102 So.2d 330 (1958)


Court of Appeal of Louisiana, Orleans.

April 28, 1958.

Attorney(s) appearing for the Case

Porteous & Johnson and Curtis R. Boisfontaine, New Orleans, for plaintiff and appellant.

Adams & Reese, George C. Ehmig, Cicero C. Sessions and Jackson P. McNeely, New Orleans, for defendant and appellee.

McBRIDE, Judge.

This is a claim asserted by Elgin D. Ricker for damages sustained by his automotive-truck when it collided with defendant's vehicle on U. S. Highway 11 near Pontchartrain Bridge in St. Tammany Parish in the early morning darkness on June 6, 1956. Plaintiff appeals from a judgment dismissing the suit.

The vehicles, traveling in opposite directions, sideswiped. The drivers are the only eyewitnesses and each is sure his vehicle was on the proper side of the highway. Plaintiff states defendant's vehicle came over onto his side of the road and the collision ensued. The defendant's driver states he does not know how the accident happened, but throughout his testimony he insists he was on the proper side of the highway.

It is suggested by counsel for plaintiff that defendant's driver should have explained how the accident happened, but we know of no law which would place such a burden on the defendant. All a defendant has to do in a case such as this is to show his freedom from negligence to absolve himself from liability.

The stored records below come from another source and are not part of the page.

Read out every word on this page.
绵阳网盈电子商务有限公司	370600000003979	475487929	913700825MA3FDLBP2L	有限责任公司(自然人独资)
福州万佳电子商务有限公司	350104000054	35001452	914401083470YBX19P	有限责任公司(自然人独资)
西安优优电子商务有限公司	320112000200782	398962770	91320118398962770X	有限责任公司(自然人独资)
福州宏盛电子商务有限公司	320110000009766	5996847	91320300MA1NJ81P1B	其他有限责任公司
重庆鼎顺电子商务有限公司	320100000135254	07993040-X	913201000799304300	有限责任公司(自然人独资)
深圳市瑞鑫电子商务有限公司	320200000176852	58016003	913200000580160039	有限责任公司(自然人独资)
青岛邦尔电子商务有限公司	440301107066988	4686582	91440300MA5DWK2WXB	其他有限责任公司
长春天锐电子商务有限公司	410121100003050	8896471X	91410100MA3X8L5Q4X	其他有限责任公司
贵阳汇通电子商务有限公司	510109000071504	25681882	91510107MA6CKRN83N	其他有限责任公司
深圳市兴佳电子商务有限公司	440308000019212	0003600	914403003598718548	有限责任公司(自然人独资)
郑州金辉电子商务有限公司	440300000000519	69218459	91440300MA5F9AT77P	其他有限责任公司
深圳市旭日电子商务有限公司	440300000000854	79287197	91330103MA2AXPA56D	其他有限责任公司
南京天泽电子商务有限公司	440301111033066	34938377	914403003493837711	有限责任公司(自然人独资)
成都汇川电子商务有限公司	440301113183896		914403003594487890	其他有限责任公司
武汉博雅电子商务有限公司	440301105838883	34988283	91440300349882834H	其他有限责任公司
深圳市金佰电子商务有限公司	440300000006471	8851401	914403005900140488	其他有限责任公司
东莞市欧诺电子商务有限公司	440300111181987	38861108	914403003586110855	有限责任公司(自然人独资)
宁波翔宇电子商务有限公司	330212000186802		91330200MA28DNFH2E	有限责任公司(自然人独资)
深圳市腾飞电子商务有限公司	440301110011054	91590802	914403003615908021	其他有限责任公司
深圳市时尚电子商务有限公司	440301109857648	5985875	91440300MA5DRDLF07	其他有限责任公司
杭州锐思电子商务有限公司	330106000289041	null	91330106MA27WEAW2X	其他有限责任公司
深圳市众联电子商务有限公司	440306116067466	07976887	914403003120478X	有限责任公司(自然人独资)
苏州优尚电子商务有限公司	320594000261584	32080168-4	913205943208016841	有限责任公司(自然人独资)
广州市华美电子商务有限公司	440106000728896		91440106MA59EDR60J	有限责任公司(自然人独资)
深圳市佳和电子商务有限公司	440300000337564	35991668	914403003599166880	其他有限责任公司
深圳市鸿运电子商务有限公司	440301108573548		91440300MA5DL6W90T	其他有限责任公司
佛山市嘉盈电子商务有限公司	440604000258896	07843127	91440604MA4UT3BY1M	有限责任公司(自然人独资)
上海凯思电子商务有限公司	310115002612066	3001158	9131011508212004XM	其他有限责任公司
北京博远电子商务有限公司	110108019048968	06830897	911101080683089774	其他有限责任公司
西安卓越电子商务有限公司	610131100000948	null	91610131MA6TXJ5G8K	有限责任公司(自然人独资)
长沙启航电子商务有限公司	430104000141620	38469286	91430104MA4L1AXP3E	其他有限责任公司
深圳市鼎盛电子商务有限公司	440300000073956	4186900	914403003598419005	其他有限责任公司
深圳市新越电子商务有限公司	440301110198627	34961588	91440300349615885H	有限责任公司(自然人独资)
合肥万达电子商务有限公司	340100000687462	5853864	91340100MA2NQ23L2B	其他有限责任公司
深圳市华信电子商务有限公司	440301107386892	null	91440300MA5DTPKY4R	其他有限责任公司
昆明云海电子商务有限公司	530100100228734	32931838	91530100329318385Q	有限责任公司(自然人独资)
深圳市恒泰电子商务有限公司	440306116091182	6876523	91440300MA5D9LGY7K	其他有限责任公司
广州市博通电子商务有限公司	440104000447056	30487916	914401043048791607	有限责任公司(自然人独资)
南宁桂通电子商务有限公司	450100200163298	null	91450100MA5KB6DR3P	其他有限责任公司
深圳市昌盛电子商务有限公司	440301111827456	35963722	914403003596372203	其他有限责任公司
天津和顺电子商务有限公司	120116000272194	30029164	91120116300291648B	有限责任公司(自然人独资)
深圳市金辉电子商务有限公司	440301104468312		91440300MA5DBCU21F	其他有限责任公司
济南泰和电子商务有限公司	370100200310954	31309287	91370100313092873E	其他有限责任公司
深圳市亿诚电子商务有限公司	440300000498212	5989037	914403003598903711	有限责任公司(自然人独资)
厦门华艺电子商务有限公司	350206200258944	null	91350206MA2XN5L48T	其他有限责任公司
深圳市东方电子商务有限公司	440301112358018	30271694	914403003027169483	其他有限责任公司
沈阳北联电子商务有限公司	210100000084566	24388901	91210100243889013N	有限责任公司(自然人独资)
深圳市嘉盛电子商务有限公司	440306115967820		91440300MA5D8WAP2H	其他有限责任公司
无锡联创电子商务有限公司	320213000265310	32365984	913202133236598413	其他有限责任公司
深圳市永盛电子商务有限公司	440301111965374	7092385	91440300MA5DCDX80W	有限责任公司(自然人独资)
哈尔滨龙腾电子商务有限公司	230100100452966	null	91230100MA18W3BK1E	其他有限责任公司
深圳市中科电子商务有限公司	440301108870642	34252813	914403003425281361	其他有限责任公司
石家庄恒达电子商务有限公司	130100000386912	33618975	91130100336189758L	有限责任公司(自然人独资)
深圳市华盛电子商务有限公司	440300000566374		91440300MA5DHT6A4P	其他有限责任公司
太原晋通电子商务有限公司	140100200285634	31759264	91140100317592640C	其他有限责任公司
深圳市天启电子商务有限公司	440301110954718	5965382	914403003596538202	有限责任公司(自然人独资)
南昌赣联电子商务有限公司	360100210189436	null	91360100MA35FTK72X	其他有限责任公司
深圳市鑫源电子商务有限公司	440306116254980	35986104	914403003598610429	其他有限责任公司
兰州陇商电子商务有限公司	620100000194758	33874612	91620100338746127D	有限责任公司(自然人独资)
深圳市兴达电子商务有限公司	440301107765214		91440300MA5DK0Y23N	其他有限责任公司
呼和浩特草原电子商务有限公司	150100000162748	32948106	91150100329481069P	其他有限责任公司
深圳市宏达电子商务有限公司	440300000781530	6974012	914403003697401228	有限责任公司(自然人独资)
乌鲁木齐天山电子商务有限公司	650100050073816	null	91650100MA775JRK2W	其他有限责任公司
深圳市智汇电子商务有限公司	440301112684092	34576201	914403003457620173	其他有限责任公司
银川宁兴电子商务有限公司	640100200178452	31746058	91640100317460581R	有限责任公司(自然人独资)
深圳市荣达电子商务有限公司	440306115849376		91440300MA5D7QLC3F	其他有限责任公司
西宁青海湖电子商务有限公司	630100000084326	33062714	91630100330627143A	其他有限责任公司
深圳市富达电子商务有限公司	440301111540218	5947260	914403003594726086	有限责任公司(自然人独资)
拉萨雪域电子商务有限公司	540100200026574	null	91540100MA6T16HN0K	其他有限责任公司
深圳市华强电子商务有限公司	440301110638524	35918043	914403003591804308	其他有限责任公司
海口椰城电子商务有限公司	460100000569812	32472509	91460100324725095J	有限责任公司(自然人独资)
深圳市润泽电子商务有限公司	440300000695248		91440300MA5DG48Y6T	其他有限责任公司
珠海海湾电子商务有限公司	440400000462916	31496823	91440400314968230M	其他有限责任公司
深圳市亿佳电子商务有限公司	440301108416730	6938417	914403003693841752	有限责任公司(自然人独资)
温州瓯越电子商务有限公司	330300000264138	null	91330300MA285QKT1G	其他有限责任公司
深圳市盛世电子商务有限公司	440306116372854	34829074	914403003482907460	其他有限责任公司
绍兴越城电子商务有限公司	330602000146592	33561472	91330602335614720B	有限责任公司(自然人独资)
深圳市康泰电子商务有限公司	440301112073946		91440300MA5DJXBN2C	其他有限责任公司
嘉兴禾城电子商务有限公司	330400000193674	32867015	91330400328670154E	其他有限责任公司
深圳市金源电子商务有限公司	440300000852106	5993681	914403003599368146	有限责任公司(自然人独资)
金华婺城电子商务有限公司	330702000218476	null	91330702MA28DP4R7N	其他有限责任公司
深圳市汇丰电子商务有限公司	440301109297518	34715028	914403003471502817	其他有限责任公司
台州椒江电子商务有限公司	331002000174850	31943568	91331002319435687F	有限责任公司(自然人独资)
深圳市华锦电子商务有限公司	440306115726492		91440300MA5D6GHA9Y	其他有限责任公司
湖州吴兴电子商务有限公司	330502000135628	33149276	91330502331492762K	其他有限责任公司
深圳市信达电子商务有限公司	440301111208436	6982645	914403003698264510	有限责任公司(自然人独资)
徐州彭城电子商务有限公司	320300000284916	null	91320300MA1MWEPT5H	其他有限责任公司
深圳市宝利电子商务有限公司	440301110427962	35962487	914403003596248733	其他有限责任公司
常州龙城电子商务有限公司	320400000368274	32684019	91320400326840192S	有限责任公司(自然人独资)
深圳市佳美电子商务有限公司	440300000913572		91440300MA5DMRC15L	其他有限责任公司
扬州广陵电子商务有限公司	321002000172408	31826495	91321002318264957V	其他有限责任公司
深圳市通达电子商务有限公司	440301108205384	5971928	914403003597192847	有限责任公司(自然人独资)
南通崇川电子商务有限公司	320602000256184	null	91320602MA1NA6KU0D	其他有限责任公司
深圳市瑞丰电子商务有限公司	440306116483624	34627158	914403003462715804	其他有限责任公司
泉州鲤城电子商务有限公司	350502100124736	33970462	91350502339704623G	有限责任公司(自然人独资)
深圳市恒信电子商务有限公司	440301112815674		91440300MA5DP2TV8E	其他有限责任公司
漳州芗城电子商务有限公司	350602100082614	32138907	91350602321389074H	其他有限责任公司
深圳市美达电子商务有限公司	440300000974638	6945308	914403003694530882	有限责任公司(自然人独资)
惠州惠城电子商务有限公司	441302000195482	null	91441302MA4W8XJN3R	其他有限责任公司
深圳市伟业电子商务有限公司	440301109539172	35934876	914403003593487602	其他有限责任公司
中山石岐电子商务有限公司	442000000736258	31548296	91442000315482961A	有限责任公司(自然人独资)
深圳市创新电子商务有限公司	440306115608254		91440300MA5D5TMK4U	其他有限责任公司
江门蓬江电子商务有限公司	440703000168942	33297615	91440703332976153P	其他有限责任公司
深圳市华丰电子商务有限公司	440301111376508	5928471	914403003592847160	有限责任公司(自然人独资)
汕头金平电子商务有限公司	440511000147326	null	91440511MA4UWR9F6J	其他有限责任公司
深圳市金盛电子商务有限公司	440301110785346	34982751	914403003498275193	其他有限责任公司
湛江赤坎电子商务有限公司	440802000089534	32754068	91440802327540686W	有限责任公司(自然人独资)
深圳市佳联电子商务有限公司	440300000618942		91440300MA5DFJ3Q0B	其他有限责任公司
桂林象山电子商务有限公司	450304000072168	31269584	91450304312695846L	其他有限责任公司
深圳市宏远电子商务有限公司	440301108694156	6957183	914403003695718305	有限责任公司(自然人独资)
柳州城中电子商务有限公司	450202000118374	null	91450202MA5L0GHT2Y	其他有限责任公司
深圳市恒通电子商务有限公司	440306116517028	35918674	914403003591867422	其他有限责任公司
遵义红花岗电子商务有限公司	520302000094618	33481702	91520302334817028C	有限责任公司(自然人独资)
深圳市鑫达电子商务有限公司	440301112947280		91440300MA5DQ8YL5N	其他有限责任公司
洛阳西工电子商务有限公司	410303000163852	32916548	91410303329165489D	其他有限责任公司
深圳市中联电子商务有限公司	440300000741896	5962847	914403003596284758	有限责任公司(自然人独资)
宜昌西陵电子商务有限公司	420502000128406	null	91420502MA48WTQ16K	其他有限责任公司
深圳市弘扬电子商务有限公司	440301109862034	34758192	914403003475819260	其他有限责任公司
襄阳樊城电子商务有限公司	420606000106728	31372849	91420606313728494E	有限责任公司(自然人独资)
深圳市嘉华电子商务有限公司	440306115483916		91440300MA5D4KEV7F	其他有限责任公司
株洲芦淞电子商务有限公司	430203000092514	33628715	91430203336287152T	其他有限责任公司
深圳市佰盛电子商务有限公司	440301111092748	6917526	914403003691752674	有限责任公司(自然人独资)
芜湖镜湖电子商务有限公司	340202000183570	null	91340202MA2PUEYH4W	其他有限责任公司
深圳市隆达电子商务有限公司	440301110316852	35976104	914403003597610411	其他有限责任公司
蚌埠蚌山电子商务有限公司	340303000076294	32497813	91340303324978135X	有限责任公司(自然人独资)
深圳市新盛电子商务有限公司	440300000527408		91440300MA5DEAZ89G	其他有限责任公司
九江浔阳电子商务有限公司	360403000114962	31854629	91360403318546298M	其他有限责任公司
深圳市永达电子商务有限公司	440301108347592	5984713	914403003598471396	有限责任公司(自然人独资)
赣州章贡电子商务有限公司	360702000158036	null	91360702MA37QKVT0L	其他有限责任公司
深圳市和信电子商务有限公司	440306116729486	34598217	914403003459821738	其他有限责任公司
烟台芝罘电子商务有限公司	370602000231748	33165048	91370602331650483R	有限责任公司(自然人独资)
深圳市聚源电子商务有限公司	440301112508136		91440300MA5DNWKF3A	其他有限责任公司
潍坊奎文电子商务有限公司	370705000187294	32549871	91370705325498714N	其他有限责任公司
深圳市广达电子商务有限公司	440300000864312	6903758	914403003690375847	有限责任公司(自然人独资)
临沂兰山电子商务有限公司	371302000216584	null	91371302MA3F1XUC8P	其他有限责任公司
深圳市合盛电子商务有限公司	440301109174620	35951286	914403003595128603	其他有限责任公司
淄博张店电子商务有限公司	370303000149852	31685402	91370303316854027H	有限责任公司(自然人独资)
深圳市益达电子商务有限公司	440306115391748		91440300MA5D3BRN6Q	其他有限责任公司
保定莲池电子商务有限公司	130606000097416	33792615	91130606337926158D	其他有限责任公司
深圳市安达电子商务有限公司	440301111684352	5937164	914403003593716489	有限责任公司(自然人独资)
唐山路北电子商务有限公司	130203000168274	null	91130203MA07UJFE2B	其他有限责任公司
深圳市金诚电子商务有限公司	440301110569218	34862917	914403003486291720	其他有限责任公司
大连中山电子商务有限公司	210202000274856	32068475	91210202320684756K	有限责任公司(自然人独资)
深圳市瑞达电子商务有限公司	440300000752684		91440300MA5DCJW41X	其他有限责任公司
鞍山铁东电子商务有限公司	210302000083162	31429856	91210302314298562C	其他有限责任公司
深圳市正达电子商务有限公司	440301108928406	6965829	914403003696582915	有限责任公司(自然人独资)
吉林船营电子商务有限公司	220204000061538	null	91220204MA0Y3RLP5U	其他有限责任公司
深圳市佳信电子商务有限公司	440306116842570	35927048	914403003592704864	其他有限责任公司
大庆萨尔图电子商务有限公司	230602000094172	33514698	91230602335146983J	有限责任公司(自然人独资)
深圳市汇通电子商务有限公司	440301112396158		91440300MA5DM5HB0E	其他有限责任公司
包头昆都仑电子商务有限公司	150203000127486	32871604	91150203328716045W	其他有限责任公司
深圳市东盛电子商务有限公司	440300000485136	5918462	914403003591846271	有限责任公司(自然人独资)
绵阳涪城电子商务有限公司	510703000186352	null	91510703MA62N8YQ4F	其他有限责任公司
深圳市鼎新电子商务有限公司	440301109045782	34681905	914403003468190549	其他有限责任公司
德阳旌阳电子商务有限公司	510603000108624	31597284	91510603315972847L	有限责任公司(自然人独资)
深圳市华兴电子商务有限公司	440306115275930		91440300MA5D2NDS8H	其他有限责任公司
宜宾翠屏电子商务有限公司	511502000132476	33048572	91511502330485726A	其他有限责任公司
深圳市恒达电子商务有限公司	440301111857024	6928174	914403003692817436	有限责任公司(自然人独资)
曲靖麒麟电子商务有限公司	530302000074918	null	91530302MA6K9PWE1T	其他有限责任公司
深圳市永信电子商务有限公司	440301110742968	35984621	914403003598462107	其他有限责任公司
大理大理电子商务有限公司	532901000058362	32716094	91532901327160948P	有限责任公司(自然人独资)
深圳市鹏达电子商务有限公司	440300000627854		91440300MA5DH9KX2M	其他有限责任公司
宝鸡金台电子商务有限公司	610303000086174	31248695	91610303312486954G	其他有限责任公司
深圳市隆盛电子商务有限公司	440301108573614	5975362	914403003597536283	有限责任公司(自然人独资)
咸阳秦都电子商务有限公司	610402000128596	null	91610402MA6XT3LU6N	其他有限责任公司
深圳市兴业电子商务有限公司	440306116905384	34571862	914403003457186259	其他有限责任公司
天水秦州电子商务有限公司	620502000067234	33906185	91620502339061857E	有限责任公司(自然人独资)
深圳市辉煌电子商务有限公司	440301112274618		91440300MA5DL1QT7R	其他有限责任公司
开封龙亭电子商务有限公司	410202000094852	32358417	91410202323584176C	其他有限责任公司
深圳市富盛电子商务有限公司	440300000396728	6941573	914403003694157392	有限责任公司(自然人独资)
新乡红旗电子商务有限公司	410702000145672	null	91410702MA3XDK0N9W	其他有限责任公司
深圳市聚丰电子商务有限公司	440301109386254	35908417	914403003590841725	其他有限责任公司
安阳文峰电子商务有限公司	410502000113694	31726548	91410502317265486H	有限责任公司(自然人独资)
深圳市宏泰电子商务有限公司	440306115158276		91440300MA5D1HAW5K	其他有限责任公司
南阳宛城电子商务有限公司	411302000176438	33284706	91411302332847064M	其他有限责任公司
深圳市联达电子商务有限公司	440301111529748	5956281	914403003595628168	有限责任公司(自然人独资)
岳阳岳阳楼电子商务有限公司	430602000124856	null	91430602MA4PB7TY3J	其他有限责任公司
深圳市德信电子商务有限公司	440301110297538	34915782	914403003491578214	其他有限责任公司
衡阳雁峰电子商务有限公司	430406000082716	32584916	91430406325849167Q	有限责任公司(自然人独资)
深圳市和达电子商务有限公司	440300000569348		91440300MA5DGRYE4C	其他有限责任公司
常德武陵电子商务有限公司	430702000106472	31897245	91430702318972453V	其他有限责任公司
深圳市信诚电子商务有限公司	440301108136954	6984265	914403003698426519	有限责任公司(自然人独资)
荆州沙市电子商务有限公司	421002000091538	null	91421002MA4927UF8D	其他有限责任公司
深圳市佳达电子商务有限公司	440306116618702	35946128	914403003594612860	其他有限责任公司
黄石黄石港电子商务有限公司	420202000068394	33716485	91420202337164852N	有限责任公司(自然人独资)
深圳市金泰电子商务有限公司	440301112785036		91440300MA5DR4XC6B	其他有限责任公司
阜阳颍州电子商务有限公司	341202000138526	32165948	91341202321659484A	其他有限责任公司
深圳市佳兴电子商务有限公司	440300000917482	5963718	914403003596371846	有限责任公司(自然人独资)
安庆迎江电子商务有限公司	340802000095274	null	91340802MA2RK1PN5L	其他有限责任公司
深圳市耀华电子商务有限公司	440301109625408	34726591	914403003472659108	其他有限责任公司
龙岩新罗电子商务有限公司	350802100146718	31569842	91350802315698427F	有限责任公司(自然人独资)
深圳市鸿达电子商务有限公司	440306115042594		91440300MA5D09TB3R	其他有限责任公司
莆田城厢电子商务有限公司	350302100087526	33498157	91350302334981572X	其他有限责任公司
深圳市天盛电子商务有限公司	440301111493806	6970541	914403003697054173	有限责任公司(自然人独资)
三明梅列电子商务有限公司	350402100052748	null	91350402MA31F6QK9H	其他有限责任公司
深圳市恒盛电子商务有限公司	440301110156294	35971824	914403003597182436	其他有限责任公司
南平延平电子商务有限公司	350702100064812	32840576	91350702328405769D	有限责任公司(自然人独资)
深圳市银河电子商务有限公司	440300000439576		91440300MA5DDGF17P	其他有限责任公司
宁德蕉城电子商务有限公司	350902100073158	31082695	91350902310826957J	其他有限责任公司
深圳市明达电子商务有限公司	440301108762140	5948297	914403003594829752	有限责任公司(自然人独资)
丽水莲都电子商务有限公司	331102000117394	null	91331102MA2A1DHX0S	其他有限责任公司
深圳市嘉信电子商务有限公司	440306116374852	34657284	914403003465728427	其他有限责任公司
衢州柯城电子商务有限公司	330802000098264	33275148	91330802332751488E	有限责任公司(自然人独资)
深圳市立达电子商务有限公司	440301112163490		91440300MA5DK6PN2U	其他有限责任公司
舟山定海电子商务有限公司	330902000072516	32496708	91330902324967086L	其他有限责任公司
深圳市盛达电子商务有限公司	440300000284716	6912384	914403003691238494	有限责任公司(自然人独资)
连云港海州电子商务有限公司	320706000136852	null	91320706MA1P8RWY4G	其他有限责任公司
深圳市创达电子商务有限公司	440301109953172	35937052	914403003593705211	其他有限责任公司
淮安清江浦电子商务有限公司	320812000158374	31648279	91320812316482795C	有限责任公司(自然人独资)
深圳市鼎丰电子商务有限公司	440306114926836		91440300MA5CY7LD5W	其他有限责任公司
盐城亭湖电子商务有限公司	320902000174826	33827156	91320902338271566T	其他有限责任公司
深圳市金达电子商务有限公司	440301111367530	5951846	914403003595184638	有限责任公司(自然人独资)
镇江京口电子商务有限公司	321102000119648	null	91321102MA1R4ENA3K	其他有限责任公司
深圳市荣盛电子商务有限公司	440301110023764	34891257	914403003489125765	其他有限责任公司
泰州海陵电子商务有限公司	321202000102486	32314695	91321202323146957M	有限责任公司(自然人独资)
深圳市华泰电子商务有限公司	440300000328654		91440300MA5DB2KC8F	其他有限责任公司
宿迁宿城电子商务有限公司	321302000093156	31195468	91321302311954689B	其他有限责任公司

The plaintiff carried the burden of proving by a preponderance of the evidence that the negligence of defendant's employee was the proximate cause of the accident, and he has failed in such showing. The trial judge believed the statements of defendant's witness that his vehicle was on the proper side of the road, and there is no circumstance appearing from the record which tends to indicate that this was reversible error. The trier of a case involving an issue of fact which can only be resolved on the question of the veracity and credibility of the witnesses is in a superior position to adjudicate the matter for the reason that he has the opportunity of seeing and hearing the witnesses testify and observing their demeanor on the stand. An appellate court does not have such opportunity. On such factual issues the ruling of the trial judge should not be disturbed unless manifest error appears therein.

We have read the record and analyzed the conflicting statements, and are of the opinion that there is no manifest error in the judgment. Therefore, it is affirmed.